Exploring Differences in Rural Household Debt between Thailand and Vietnam: Economic Environment versus Household Characteristics
REGIONAL ECONOMIC STUDIES PROGRAMME WEBINAR
Webinar Series 2020-2021: Financial Transformation, Credit Markets and Household Debt in Southeast Asia
About the Webinar
Rural financial markets have grown rapidly in Asian emerging market economies, thus contributing to economic development and the reduction of poverty. At the same time, however, the level of indebtedness of rural households has increased, making households more vulnerable to shocks. This study aims to explore cross-country differences in credit market participation, level of household debt holding and over-indebtedness between rural households in Thailand and Vietnam. Using a unique rural household survey data from “Vulnerability in Southeast Asia” project, it first identifies socio-economic determinants of such market outcomes for rural households in Thailand and Vietnam. It decomposes differences into a part that arise due to configuration of household characteristics or a part that arise due to differences in economic environments using three decomposition methods. Significant differences are observed in credit market participation rates and level of debt holding and indebtedness between rural households in Thailand and Vietnam which are mainly explained by differences in credit market conditions between the two countries.

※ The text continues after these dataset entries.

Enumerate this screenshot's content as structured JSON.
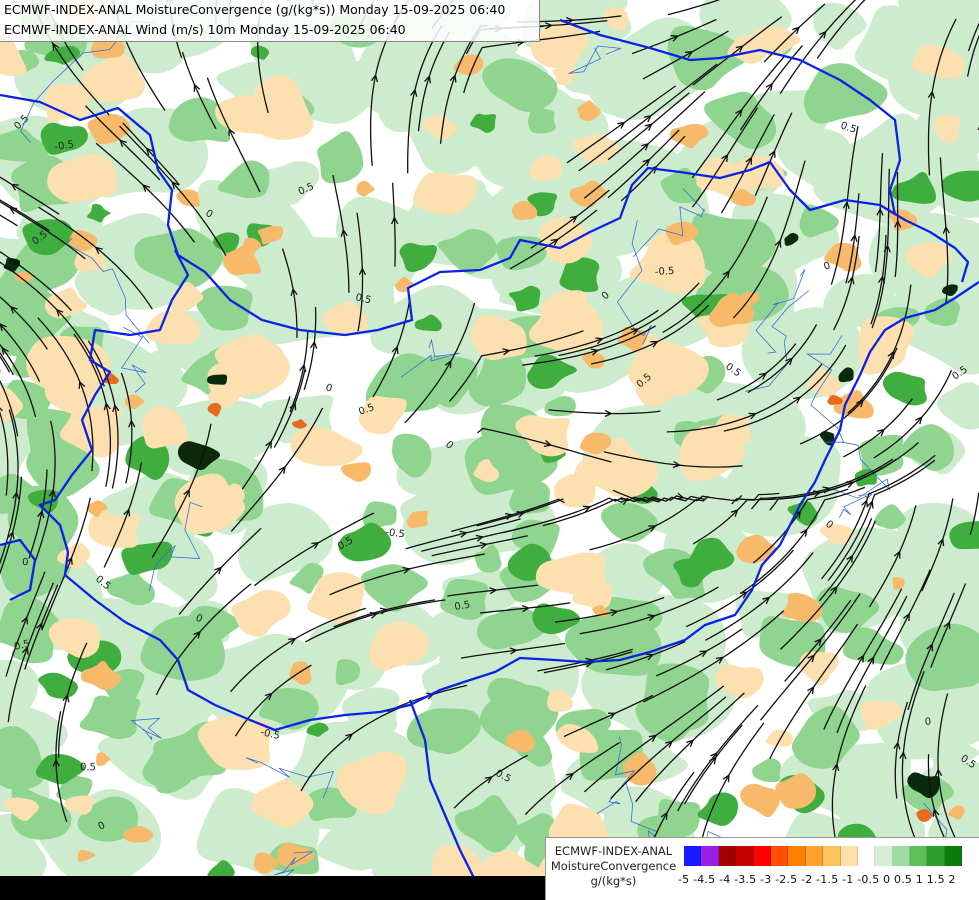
{
  "title": {
    "line1": "ECMWF-INDEX-ANAL MoistureConvergence (g/(kg*s)) Monday 15-09-2025 06:40",
    "line2": "ECMWF-INDEX-ANAL Wind (m/s) 10m Monday 15-09-2025 06:40"
  },
  "legend": {
    "source": "ECMWF-INDEX-ANAL",
    "variable": "MoistureConvergence",
    "unit": "g/(kg*s)",
    "tick_labels": "-5 -4.5 -4 -3.5 -3 -2.5 -2 -1.5 -1 -0.5 0 0.5 1 1.5 2",
    "colors": [
      "#1a1aff",
      "#9b1ee6",
      "#a30000",
      "#c80000",
      "#ff0000",
      "#ff4f00",
      "#ff7f00",
      "#ffa12e",
      "#ffc35e",
      "#ffe1a8",
      "#ffffff",
      "#d4efd4",
      "#9fdc9f",
      "#5bbf5b",
      "#2ea02e",
      "#0a7d0a"
    ]
  },
  "contour_labels": [
    "0.5",
    "-0.5",
    "0"
  ],
  "map_colors": {
    "border": "#0a22e6",
    "river": "#3b6ed9",
    "streamline": "#111111",
    "conv_light": "#cdeccd",
    "conv_mid": "#8fd48f",
    "conv_strong": "#3fae3f",
    "div_light": "#fde0b0",
    "div_mid": "#f7b96a",
    "div_strong": "#e86a1e"
  }
}
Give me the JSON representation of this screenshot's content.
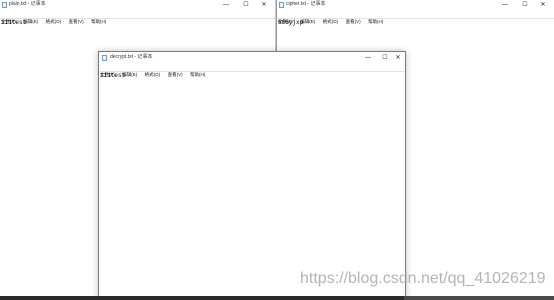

More info about the webinar series here.
About the Speaker
Bezawit Beyene Chichaibelu is a senior researcher at the Center for Development Research at the University of Bonn. She was a postdoctoral research at the International Fund for Agriculture Development (IFAD) (2017-2019). She earned her Ph.D. in Economics from the Leibniz University of Hannover in 2017. She specializes in Agricultural economics and rural development, with an emphasis on issues such as food and nutrition security, household resilience, rural finance, digitalization, youth employment and policy analysis. She teaches a graduate course such as microeconomic theory. Her latest publication includes ‘Over-indebtedness and its persistence in rural households in Thailand and Vietnam ‘. She is currently working on assessing the implementation of SDG 2, the financial needs to achieve zero hunger by 2030 and the developments with special reference to G7 Commitments.